Comme beaucoup de personnes nées dans les années 1980, le cinéma de Tim Burton a toujours fait partie de mon environnement culturel et est ancré depuis le début dans ma cinéphilie. C’est l’un des rares réalisateurs dont j’ai suivi la carrière au fur et à mesure, sans avoir à faire beaucoup de rattrapage. À partir de Batman Le Défi, j’ai vu tous les films à leur sortie et ceux qui précèdent grâce au vidéoclub du coin de la rue. Ce devait être dans les années 1990-2000.

Pourquoi avoir choisi Tim Burton comme sujet de thèse ?

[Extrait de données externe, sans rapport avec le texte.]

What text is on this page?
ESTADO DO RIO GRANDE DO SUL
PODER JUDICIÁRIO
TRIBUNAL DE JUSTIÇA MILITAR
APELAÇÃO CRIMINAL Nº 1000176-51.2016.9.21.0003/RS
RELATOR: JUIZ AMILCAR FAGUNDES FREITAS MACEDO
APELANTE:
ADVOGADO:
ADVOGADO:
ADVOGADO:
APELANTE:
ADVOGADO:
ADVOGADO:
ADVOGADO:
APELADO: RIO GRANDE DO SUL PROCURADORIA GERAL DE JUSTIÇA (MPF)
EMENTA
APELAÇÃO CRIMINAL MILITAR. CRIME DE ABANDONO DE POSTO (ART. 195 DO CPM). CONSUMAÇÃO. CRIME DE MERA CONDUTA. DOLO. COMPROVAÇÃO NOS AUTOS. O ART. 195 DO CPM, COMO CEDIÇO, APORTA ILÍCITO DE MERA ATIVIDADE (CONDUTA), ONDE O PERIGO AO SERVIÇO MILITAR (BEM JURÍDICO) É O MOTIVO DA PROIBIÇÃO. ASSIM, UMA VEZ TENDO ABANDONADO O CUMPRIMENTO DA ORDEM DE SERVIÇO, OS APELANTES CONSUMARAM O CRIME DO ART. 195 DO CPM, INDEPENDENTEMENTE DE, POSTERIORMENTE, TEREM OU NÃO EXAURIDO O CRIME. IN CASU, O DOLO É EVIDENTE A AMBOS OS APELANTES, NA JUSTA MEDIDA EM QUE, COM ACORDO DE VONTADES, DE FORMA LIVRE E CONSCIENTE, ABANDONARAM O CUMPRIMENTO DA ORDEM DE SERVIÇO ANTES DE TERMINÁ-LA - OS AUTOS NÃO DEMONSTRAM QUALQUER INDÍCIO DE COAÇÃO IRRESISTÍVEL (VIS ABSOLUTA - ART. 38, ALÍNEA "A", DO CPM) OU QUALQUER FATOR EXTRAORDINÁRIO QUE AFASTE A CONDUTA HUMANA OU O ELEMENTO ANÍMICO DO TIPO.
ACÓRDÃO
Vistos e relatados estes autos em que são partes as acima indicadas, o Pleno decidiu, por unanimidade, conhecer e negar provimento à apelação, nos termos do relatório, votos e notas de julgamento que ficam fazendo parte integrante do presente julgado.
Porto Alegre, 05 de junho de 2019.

L’aventure a commencé avec mon Master en études cinématographiques. Je l’ai consacré à la présence du cinéma dans trois films de Tim Burton : Batman, Sleepy Hollow et Sweeney Todd. Son œuvre s’est imposée comme support d’analyse en raison du rapport particulier que Tim Burton entretient entre sa cinéphilie et ses choix de mise en scène. La thèse, puis sa version publiée, est le prolongement de cette première recherche.

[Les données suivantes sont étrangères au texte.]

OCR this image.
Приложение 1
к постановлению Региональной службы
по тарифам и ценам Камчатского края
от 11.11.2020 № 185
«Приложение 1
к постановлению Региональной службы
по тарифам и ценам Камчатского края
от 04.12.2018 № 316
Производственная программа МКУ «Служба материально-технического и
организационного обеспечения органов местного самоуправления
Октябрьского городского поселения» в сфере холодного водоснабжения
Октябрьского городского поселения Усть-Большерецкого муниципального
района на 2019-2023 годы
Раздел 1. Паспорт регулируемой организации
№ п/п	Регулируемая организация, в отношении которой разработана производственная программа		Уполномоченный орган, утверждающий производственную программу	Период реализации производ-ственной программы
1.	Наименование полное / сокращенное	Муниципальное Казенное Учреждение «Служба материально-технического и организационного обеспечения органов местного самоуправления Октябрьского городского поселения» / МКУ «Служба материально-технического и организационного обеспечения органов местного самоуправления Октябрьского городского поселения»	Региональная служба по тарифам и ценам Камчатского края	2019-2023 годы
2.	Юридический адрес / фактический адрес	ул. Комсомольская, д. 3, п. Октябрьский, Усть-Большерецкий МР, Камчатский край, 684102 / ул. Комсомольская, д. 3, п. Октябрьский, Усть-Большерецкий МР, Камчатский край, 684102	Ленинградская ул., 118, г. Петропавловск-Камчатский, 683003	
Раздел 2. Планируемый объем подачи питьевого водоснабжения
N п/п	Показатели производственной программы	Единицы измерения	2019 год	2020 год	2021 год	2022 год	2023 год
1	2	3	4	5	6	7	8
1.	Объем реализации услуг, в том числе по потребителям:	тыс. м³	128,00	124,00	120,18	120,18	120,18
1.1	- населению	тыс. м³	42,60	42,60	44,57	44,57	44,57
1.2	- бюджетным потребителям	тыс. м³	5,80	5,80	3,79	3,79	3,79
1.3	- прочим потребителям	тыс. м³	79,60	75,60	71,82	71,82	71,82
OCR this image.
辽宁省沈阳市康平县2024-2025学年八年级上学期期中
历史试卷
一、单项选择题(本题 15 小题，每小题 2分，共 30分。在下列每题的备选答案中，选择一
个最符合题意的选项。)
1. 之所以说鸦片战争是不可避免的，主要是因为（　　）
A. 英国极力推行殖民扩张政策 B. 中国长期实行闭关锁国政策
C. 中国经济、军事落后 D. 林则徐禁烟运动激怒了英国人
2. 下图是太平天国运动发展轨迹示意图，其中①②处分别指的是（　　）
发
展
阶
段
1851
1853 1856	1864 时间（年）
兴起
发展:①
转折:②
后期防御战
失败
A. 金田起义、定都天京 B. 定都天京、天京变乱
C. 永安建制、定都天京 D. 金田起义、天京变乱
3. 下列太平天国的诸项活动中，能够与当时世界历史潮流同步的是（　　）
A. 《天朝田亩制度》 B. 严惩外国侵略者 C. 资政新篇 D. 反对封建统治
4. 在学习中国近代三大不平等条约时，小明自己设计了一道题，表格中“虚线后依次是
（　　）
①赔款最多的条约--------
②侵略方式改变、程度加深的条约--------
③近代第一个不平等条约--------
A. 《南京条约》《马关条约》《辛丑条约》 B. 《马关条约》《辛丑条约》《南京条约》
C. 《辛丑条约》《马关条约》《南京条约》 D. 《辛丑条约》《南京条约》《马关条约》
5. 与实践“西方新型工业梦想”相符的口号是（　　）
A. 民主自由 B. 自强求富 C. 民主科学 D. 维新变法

Quant au sujet lui-même, mon algorithme de cinéphile a fait une bonne partie du boulot sur des années. C’est certainement un fonctionnement universel mais lorsque j’apprécie le travail d’un cinéaste, j’essaie de voir tous ses films, puis ceux dans lesquels jouent ses acteurs récurrents, ceux qui abordent les mêmes thèmes, ceux auxquels le cinéaste fait référence, et ainsi de suite. Tim Burton était un des cinéastes au centre de l’algorithme, ma cinéphilie s’est donc partiellement organisée à partir de son œuvre et comme la filmographie de Tim Burton est elle-même très marquée par sa cinéphilie, le sujet s’est présenté de façon assez évidente. La théorisation est arrivée plus tard.
Cette cinéphilie est également très prégnante quand on regarde les photographies ou les peintures de Tim Burton, il y aurait matière à réfléchir. Je laisse ce sujet à d’autres !

Son adaptation de la vie d’Ed Wood est souvent considérée comme son meilleur film mais il est pourtant méconnu du grand public. Comment expliquer la différence d’intérêt des spectateurs pour ses films ?
Je ne suis pas penchée sur ce phénomène mais il y a plusieurs hypothèses à envisager. Idéalement, il faudrait procéder film par film, et observer les conditions de programmation aussi.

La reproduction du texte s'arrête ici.